Massachusetts Gasoline Prices and Other Policies to Reduce Transportation Emissions

Gasoline prices in Massachusetts—at $3.40 per gallon—have climbed 24 cents in one month, according to a recent report by AAA Northeast. Drivers are paying $1.33 more for gas now than they were in November 2020, when a gallon cost $2.07. One Boston station was selling gas for $4.39 per gallon. Massachusetts’ average gas price is 2 cents lower than the national average.

Massachusetts set a goal of 100 percent zero-emission passenger vehicle sales by 2035, joining 14 other states who are pushing for 30 percent electric vehicle sales for commercial trucks and buses by 2030 and 100 percent by 2050. Massachusetts will spend $65 million on electric vehicle charging stations. Baker also signed an executive order setting a target of 100 percent zero emission vehicles in state fleets by 2040.

Biden’s new federal infrastructure funding package will provide Massachusetts with $10 billion or so, and along with the American Rescue Plan expenditures and tax revenue surpluses generated by Massachusetts’ economic recovery from COVID, the state will be able to upgrade its roads, bridges and public transportation systems and make investments to reduce transportation emissions without the TCI.

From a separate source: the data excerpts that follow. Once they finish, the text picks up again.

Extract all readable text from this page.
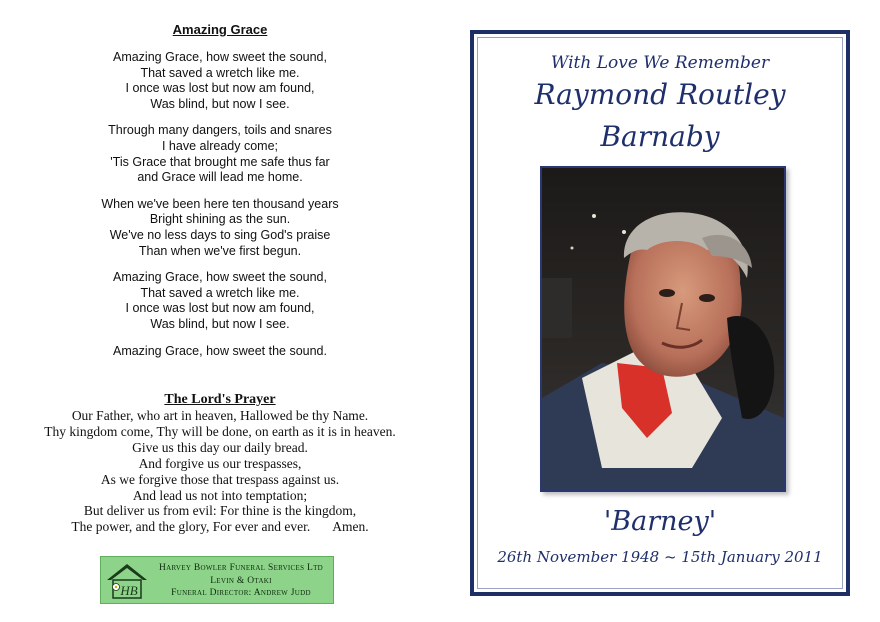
Amazing Grace
Amazing Grace, how sweet the sound,
That saved a wretch like me.
I once was lost but now am found,
Was blind, but now I see.
Through many dangers, toils and snares
I have already come;
'Tis Grace that brought me safe thus far
and Grace will lead me home.
When we've been here ten thousand years
Bright shining as the sun.
We've no less days to sing God's praise
Than when we've first begun.
Amazing Grace, how sweet the sound,
That saved a wretch like me.
I once was lost but now am found,
Was blind, but now I see.
Amazing Grace, how sweet the sound.
The Lord's Prayer
Our Father, who art in heaven, Hallowed be thy Name.
Thy kingdom come, Thy will be done, on earth as it is in heaven.
Give us this day our daily bread.
And forgive us our trespasses,
As we forgive those that trespass against us.
And lead us not into temptation;
But deliver us from evil: For thine is the kingdom,
The power, and the glory, For ever and ever. Amen.
HB
Harvey Bowler Funeral Services Ltd
Levin & Otaki
Funeral Director: Andrew Judd
With Love We Remember
Raymond Routley
Barnaby
'Barney'
26th November 1948 ~ 15th January 2011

Capping transportation vehicle carbon dioxide emissions and adding to gasoline and diesel fuel prices is politically damaging when transportation fuel prices are at a 7 year high. Governors in New England are coming to that realization as their legislatures are being cautious about furthering those increases. President Biden’s anti oil and gas policies have already increased those prices since he has become President, increasing gasoline prices by about a $1.00 per gallon since inauguration day. Americans need to be wise to these policies that are causing inflation increases and making more Americans enter into fuel poverty.